GLOBAL – Fixed income markets have outperformed equity markets for the second year in succession, according to research by Standard & Poor’s. Median returns for bonds ranged from -0.9% to 4.5%, against a fall of 21% in sterling terms (24% in dollar terms) for the median global equities fund.
Euro-denominated funds were the best performing bond sector according to the research. S&P says the markets were helped by a high level of new corporate bond issues and the importance of assessing credit risk. Euro-denominated corporate bonds now account for over 17% of the euro-zone fixed income market, compared with just 2.2% in 1996, says the report.

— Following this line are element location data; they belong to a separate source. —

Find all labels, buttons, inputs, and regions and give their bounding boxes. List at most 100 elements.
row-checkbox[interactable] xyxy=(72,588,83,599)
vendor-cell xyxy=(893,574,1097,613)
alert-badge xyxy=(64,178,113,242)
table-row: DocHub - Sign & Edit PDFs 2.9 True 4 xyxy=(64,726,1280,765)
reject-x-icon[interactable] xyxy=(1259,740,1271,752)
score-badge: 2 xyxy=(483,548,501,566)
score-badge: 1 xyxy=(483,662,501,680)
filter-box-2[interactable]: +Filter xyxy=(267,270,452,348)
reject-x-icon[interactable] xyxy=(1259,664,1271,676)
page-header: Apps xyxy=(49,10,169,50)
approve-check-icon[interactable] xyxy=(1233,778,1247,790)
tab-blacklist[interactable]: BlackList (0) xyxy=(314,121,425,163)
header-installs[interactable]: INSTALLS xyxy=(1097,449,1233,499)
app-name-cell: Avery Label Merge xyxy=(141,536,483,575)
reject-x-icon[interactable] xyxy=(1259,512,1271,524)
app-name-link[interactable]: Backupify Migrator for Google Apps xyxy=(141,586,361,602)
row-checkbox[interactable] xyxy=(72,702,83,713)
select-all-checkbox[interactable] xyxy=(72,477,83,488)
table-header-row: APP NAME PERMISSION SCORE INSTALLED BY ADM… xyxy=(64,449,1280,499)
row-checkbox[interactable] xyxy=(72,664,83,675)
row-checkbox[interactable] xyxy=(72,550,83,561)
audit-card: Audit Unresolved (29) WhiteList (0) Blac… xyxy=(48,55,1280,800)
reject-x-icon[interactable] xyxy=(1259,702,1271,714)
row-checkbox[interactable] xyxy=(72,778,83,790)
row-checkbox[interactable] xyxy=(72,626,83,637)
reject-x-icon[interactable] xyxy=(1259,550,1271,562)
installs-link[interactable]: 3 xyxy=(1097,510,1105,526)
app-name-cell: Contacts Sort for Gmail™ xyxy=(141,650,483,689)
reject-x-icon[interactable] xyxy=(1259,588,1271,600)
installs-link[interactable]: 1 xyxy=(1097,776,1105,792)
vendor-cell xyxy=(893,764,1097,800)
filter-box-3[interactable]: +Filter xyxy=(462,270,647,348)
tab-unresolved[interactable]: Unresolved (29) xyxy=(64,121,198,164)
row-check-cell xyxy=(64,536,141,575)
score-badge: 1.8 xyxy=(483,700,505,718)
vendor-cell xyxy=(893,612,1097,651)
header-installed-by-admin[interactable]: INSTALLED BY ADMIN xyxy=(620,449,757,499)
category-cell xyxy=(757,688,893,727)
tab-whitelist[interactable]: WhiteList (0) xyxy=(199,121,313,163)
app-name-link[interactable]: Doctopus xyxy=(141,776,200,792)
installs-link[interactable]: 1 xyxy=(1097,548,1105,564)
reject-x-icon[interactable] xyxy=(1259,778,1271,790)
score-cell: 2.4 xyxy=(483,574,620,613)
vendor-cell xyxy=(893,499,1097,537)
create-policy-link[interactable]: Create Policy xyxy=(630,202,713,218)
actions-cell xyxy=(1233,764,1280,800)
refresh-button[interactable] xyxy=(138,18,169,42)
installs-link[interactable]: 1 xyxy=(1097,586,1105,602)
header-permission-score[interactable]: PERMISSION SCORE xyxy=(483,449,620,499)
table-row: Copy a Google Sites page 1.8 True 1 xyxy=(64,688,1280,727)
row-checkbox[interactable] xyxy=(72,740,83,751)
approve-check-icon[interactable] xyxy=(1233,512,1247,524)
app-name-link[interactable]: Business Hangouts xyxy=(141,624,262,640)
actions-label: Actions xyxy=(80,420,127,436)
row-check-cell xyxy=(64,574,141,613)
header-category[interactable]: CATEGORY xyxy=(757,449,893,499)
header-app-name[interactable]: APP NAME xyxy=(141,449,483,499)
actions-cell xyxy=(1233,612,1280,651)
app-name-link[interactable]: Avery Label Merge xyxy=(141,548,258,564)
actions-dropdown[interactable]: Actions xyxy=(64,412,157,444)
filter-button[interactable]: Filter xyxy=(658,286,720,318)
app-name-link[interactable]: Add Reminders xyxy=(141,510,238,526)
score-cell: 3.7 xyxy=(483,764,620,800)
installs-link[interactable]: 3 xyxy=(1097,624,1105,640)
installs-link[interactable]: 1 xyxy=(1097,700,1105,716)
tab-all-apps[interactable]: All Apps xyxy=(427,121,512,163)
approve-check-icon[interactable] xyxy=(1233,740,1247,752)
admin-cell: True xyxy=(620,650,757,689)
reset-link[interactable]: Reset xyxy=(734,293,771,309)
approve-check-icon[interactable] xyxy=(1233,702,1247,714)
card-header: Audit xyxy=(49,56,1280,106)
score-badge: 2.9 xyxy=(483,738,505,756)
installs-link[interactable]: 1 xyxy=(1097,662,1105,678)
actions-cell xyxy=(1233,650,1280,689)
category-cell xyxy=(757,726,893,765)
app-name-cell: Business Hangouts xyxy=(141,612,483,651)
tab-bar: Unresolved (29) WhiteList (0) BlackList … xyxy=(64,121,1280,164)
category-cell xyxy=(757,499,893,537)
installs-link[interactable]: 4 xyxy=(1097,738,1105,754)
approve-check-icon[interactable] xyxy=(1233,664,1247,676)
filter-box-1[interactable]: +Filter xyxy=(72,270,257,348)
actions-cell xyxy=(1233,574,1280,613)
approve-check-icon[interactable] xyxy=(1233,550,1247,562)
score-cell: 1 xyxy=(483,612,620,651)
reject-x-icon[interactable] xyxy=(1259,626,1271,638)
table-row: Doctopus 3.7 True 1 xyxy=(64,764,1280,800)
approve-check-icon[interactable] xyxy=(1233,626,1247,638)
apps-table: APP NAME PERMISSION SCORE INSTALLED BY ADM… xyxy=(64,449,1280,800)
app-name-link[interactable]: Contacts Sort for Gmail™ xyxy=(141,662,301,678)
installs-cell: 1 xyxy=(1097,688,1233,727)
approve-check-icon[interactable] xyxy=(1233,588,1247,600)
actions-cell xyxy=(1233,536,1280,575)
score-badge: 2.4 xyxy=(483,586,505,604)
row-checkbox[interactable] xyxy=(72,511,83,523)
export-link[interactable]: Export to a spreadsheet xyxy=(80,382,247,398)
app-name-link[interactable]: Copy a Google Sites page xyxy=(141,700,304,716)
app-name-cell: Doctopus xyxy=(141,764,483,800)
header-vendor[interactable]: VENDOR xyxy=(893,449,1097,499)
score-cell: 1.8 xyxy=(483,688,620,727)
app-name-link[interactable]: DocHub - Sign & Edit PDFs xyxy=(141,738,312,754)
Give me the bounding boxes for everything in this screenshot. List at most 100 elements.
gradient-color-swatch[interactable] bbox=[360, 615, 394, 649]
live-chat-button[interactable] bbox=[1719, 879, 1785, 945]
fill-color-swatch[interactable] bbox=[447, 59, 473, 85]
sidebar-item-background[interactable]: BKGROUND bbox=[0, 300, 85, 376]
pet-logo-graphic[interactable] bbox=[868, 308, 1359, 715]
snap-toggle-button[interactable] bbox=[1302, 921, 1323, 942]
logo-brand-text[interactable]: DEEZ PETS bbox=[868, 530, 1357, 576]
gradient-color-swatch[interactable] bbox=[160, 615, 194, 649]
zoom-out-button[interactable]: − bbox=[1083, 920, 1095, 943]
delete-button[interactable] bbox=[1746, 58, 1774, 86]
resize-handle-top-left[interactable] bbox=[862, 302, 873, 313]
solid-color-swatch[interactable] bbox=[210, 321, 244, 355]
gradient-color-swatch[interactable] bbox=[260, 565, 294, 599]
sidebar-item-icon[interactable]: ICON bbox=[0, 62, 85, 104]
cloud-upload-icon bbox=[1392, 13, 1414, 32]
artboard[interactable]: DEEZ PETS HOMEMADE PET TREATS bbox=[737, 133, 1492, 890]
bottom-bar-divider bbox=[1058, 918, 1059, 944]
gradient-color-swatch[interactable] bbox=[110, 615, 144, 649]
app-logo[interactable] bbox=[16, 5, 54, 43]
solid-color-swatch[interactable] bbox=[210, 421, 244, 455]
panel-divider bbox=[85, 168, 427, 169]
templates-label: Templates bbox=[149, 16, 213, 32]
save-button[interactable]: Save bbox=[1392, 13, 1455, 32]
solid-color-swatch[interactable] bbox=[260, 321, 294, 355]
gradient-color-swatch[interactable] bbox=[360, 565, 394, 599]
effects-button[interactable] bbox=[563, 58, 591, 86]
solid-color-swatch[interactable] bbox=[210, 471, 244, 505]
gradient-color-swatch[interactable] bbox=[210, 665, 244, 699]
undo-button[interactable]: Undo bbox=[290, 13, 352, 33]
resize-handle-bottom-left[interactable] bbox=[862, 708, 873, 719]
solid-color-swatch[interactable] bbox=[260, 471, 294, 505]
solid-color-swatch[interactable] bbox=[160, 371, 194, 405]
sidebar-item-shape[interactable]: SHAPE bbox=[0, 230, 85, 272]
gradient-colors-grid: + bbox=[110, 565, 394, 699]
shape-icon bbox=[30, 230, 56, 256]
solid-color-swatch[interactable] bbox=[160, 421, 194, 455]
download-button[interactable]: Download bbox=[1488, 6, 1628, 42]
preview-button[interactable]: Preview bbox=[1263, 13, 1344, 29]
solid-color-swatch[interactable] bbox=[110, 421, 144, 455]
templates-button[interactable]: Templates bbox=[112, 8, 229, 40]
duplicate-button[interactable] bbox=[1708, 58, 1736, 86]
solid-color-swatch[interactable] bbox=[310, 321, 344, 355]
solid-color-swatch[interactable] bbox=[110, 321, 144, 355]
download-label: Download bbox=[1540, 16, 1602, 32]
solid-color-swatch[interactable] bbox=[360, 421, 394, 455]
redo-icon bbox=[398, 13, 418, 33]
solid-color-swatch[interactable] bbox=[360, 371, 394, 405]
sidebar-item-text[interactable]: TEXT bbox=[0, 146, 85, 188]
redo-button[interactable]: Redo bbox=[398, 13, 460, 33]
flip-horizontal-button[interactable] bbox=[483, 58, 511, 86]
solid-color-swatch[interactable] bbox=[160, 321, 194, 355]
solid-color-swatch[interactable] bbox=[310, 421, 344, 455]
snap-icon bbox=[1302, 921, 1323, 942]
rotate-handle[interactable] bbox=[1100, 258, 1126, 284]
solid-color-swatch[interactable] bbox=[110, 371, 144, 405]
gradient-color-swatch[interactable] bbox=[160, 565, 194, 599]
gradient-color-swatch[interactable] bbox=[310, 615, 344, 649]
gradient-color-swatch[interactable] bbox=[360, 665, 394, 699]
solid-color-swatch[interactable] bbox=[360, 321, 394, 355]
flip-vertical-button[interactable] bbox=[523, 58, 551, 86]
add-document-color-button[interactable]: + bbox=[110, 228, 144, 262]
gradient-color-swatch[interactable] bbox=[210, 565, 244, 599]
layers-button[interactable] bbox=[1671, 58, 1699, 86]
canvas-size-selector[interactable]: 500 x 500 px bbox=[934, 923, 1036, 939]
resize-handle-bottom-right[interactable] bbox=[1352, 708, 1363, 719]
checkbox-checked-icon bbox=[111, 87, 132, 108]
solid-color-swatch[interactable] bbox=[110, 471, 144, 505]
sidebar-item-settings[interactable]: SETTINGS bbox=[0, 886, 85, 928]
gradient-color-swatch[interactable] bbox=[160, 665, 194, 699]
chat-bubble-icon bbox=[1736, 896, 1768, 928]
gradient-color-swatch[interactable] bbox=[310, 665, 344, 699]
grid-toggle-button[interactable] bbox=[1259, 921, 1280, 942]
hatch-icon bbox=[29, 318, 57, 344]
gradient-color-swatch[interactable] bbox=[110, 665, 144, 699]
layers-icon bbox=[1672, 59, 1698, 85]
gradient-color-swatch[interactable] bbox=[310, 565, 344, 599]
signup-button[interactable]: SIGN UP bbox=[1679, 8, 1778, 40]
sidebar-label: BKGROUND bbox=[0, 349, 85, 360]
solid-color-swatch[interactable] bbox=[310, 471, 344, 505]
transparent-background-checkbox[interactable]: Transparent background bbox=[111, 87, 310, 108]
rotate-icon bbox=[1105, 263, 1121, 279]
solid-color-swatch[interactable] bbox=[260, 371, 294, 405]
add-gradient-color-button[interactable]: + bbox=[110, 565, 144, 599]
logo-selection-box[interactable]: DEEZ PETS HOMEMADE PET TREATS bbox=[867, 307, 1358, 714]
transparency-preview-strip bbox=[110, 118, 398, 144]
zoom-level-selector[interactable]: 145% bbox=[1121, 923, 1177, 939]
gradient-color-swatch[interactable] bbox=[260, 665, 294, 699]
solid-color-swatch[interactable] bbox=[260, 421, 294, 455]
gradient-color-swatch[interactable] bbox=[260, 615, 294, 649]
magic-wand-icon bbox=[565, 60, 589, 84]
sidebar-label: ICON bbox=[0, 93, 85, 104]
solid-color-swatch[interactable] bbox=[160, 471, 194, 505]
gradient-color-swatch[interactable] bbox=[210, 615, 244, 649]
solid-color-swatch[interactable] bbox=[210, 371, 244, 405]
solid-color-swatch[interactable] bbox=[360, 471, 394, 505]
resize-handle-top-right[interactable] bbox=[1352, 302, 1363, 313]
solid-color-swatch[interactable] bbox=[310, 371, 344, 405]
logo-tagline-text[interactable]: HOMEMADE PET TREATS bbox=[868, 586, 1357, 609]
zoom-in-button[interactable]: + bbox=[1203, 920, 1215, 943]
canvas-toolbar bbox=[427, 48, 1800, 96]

Currency strategies with managers overweighting dollar positions, underweighting yen, whilst employing tactical euro strategies also helped enhance fixed income returns, the research suggests.
Says James Tew, European head of research at S&P: “Strong fundamentals provided global fixed interest managers numerous opportunities to outperform last year. In all but one of the core currency sectors – sterling, dollar, Swiss franc and euro – the median global bond fund outpaced the benchmark index adjusted for local currency. Even in the euro sector underperformance was marginal.”
The research looked at the performance of 63 funds in the year to February 1, 2002. This sample represents an increase of 42 funds over the same report a year earlier. This increase is due in part to the inclusion of two new sectors focusing on offshore US dollar funds.